If you want to turn your work into positive change, but aren’t sure how to go about it, Kramer says the first step is fairly simple, but still an important hurdle to clear. “How do you feel? What matters to you? How does one militantly oppose nihilism, the sense that nothing matters? The way to militantly oppose that is to take ethical action, getting your ass up and doing something that moves in the direction of human happiness and away from human suffering. The challenge is not the prison system or Republicans, the challenge is my own cynicism and selfishness. If I’m not doing something to help someone somewhere, I’m using perfectly good air.”

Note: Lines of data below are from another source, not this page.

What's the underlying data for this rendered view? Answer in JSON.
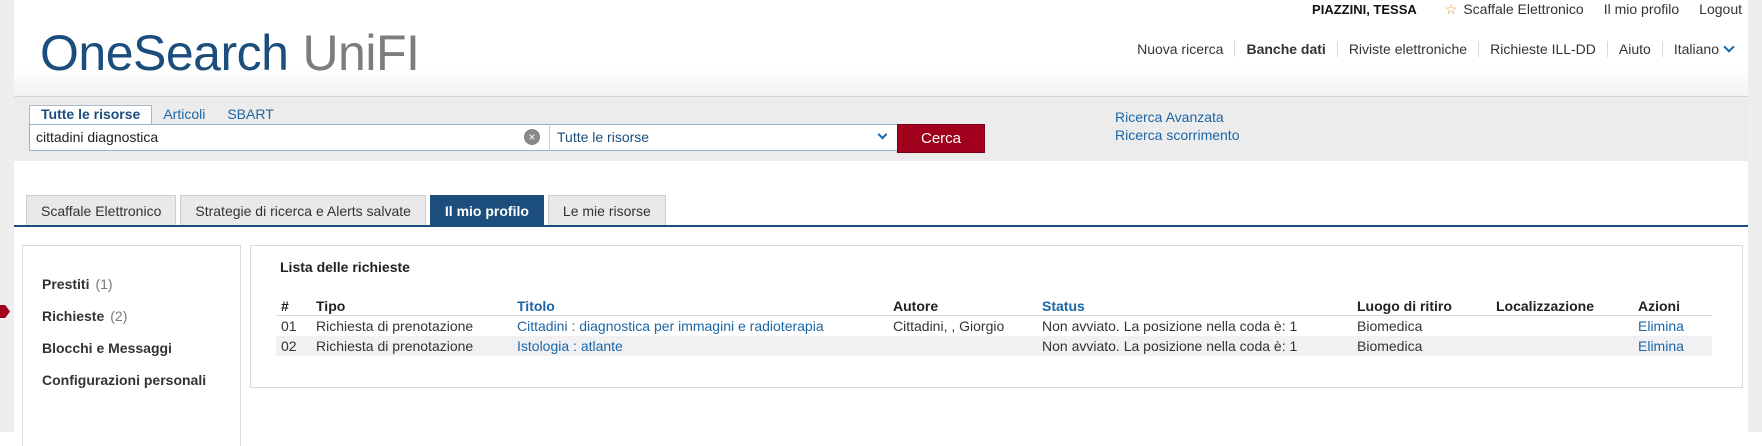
{
  "userbar": {
    "user": "PIAZZINI, TESSA",
    "shelf": "Scaffale Elettronico",
    "profile": "Il mio profilo",
    "logout": "Logout"
  },
  "logo": {
    "part1": "OneSearch",
    "part2": "UniFI"
  },
  "nav": [
    "Nuova ricerca",
    "Banche dati",
    "Riviste elettroniche",
    "Richieste ILL-DD",
    "Aiuto",
    "Italiano"
  ],
  "search": {
    "tabs": [
      "Tutte le risorse",
      "Articoli",
      "SBART"
    ],
    "query": "cittadini diagnostica",
    "scope": "Tutte le risorse",
    "button": "Cerca",
    "advanced": "Ricerca Avanzata",
    "browse": "Ricerca scorrimento"
  },
  "page_tabs": [
    "Scaffale Elettronico",
    "Strategie di ricerca e Alerts salvate",
    "Il mio profilo",
    "Le mie risorse"
  ],
  "side": {
    "items": [
      {
        "label": "Prestiti",
        "count": "(1)"
      },
      {
        "label": "Richieste",
        "count": "(2)"
      },
      {
        "label": "Blocchi e Messaggi",
        "count": ""
      },
      {
        "label": "Configurazioni personali",
        "count": ""
      }
    ]
  },
  "main": {
    "title": "Lista delle richieste",
    "columns": [
      "#",
      "Tipo",
      "Titolo",
      "Autore",
      "Status",
      "Luogo di ritiro",
      "Localizzazione",
      "Azioni"
    ],
    "rows": [
      [
        "01",
        "Richiesta di prenotazione",
        "Cittadini : diagnostica per immagini e radioterapia",
        "Cittadini, , Giorgio",
        "Non avviato. La posizione nella coda è: 1",
        "Biomedica",
        "",
        "Elimina"
      ],
      [
        "02",
        "Richiesta di prenotazione",
        "Istologia : atlante",
        "",
        "Non avviato. La posizione nella coda è: 1",
        "Biomedica",
        "",
        "Elimina"
      ]
    ]
  },
  "colors": {
    "brand": "#1b4e7d",
    "accent": "#a0001c",
    "link": "#1b66a6"
  }
}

In the face of what he calls “incalculable” damage being done by the U.S. prison system to millions, particularly communities of color and those of limited economic means, Kramer says “the thing that keeps me going is that people created this mess, and if people created it, people can fix it.” Jail Guitar Doors’s first approach is on the ground: “Wayne calls up a prison warden and says, ‘This is who I am, I’d like to give you some guitars,'” says Kramer. “That can take months—I’ve had them say don’t call back, but of course I called them back.”
On top of that is the political solution, which Kramer says can have surprising positive effects if you keep an open mind and stay focused on the result. “Part of my energy is going to Washington and holding our elected representatives’ feet to the fire,” says Kramer. “Being able to improvise as a musician has actually helped. I had lunch with a friend who was part of the Clinton cabinet, and we were talking about how the political right has formed a prison reform movement, based on what they claim is government overreach and not getting a bang for our buck. I said, ‘Newt Gingrich and Grover Norquist started this movement.’ And he said ‘Grover is sitting right behind us.’ So he introduced us and we exchanged information, and we’ve been writing about how maybe we will work together. I think the guy is a jerk, but if he’s for prison reform and we have something in common, maybe we can work together.”
But turning your skills into doing good doesn’t necessarily mean founding your own organization—putting real work into something that matters to you, even if you’re helping a cause that already exists, is what makes the difference. If you want, for example, to put on an event to raise money for an organization, use them as a resource and then do the heavy lifting. “My experience with most nonprofits is that they’re stretched so thin that they will have a hard time organizing your event,” says Kramer. “So the more you can do yourself the more likely it will be to happen. If you want to do something, that’s what matters.”
Just as important, he says: “Don’t spend a lot. We did a benefit, had a great venue, great artists, but the first couple of years we broke even. We don’t fly people in or put people up anymore; we use local artists, get people to donate the food. Be proactive. You have to keep your eye on the mission.”